Melendez did not respond.
“How many brownfield sites might there be, 10,000? 20,000? You cannot answer that either can you?”
“You have posited that your client is concerned that standards that are fully protective of public health would have an adverse impact on communities of color, is that correct?”
“Most definitely. If forced to clean up to these overly burdensome standards, developers would certainly invest elsewhere.”
Nieto had laid her trap well. “So, exactly who would cause the delay in cleanup?”
“It is your clients who are the responsible parties for the very pollution who would sue, is that correct?”
Melendez muttered in the affirmative.
“If I understand your argument, it is that in expressing your client’s deep concern with the people of color who primarily inhabit these heavily contaminated communities it is your client who would delay cleanup through endless litigation?

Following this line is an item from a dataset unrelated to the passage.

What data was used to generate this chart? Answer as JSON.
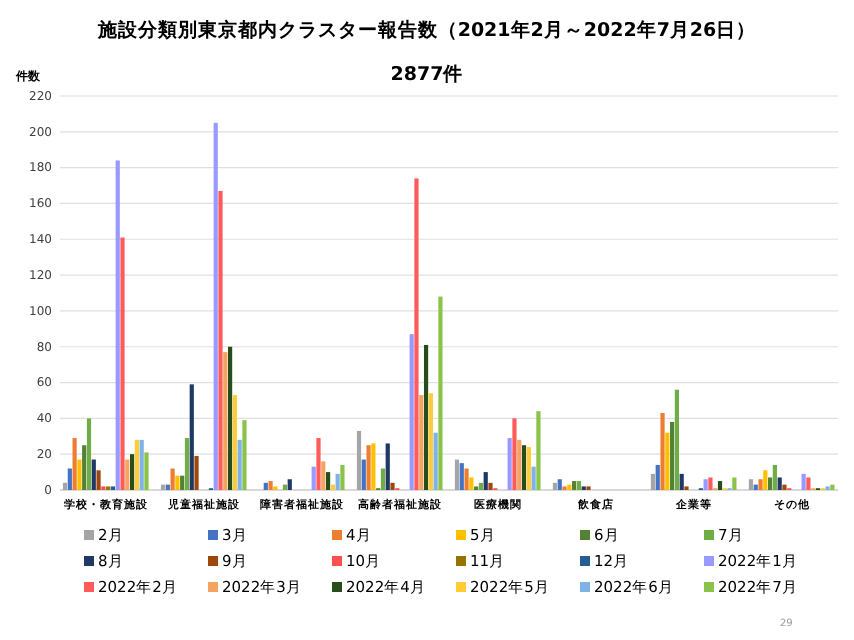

Isn’t that the crux of your argument?’
Not waiting for an answer, Nieto went in for the kill. “If Senator Byron were to accept your proposed amendments, is it not true that wealthier communities would get healthy land to develop and low-income communities would have to live with contaminated properties on which we would build homes and businesses?”
“Based on this twisted logic, you accuse Senator Byron of being insensitive to the needs of communities of color...PLEASE!”
And on that note, the meeting ended. Senator Gonzalez withdrew the amendments and her opposition the next day!
The bill then moved through the legislature and was signed by the governor, with Counselor Nieto by his side at the signing. Score one for the good guys.